Computer Fraud and Abuse Act News

I migrated this from the news blog discussion because I thought it was a little tangential.

I thought the following news could potentially be of interest to preppers, especially if you take OpSec very seriously and don’t always like saying who you are.

The Department of Justice made revisions to its Computer Fraud and Abuse Act policy (see also here, though I want to clarify that I don’t consider myself a libertarian and I don’t necessarily agree with everything on the Reason Magazine Web site):

  • The DOJ will not prosecute “good faith security research” or “White Hat hacking.”
  • In most circumstances, companies won’t be able to arbitrarily make it a felony to violate terms of service.
  • In severe cases (maybe “stalking-like” behavior that doesn’t rise to the level of being illegal, like a guy writes about a woman without directly harassing her) the violator must discontinue the behavior after receiving and reading a cease and desist letter.

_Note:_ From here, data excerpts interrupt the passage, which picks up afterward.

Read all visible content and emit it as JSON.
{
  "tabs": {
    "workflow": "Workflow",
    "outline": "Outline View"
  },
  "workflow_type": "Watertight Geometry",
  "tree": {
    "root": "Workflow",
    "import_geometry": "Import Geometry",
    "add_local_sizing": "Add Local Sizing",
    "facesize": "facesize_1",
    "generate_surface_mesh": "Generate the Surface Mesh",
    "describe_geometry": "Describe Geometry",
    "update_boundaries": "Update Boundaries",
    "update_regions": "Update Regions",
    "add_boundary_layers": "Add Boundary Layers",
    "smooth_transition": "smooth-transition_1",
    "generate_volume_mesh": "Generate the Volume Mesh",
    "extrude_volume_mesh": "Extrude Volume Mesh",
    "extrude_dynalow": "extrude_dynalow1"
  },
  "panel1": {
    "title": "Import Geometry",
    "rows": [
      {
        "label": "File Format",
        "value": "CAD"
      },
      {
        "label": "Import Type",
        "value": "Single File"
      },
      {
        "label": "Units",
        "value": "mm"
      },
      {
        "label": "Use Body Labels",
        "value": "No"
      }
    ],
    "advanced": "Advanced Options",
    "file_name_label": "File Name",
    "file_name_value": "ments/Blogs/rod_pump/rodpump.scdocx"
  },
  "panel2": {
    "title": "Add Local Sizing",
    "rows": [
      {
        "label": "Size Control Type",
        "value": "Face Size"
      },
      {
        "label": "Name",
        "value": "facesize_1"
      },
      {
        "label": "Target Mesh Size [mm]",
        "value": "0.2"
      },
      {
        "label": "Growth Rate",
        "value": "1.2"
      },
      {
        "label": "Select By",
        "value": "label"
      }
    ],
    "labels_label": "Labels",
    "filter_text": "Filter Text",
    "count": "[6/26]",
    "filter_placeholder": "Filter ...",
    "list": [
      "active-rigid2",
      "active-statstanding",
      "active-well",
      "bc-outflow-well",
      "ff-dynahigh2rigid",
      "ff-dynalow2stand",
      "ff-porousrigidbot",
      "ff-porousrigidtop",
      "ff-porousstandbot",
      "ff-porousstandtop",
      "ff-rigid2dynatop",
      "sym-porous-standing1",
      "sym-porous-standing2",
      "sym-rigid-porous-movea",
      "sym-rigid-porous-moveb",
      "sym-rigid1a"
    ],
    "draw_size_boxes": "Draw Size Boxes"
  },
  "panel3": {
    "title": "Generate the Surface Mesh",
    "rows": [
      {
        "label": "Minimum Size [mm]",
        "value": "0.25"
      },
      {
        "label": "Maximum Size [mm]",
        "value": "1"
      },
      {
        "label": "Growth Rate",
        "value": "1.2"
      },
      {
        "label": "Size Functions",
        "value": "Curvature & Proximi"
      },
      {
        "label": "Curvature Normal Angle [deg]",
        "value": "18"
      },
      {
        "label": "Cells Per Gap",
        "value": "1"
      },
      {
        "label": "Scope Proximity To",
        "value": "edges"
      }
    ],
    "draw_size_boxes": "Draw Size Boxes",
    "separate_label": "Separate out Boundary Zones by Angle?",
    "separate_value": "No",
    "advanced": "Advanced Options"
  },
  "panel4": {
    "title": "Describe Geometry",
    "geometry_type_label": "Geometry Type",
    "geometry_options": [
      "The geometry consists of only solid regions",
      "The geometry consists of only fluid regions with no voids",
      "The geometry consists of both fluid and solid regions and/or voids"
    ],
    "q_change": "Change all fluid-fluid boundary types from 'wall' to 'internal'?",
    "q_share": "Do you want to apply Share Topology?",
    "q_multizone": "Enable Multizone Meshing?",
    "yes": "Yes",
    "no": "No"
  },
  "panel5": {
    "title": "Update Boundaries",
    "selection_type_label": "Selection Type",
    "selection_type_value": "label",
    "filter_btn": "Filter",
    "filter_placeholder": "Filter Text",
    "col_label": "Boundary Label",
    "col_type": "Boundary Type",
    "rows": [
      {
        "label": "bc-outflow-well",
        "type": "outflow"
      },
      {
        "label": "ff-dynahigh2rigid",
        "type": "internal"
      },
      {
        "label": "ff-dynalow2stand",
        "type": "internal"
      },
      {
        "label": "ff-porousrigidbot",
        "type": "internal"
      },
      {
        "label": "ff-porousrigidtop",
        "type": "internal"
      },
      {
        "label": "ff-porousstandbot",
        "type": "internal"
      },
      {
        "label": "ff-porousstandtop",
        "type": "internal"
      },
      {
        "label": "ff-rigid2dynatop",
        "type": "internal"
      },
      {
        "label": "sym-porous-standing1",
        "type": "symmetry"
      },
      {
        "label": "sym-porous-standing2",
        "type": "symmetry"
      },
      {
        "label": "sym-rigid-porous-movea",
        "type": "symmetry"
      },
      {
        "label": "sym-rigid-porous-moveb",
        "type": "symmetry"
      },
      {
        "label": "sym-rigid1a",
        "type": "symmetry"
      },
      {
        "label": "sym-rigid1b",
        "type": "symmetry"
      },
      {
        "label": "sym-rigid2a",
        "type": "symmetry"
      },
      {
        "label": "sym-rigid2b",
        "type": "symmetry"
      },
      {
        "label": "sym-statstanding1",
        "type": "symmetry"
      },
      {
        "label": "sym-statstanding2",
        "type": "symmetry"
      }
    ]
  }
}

Of course, social media companies will know who you are if we end up with a left-wing dictatorship, right-wing dictatorship, or some other form of authoritarian government. Prep accordingly.


  • Comments (2)

    • 3

      I’d just point out that every site you click, even relatively primitive websites from many year past, automatically record the internet address of every person who logs on, they have to know your address to send stuff to your screen. In the dial-up past IP addresses were sometimes random within a range but nowadays with cable and dedicated service a person’s location is easily traceable, to your ISP for anyone with access and to the front door and even individual machine with the proper warrant. Even those with access to the logs on this site can easily narrow your location to your city or closer.

      Click on this page to see how much info is available to any website you click:

      As processing power and digital storage get cheaper and faster evermore of your details, habits and transactions will be recorded. License plate readers, facial recognition, and the ubiquitous pixel trackers are everywhere.

      If you are extremely paranoid and hoping to be anonymous you really need to burn your computer, then your phone  then head out to see if Ted Kaczynski’s old place is available, LOL.

    • 2

      That is good news that it gives some protection or at least reassurance of non-prosecution to good faith researchers. 

      This last year there was a news story about a person who looked at a website’s source code (anyone using Google Chrome can push CTRL+U to see this). And on that website’s source code was the social security numbers for some government employees or something. He did the right thing and brought it to the attention of the government and said how they might want to fix that to protect the info of those people. From what I remember, the mayor or governor didn’t understand what this person was doing and called him a hacker and said that he will be prosecuted. Even after the news and other security experts reassured the government leader that this was not hacking and was available to anyone, he wouldn’t back down and said he will still prosecute that person. Sorry for the poor explanation, but that’s what I remember off the top of my head. So it will be good to know that we can have some protection reporting things we stumble upon and not be scared of being thrown in prison.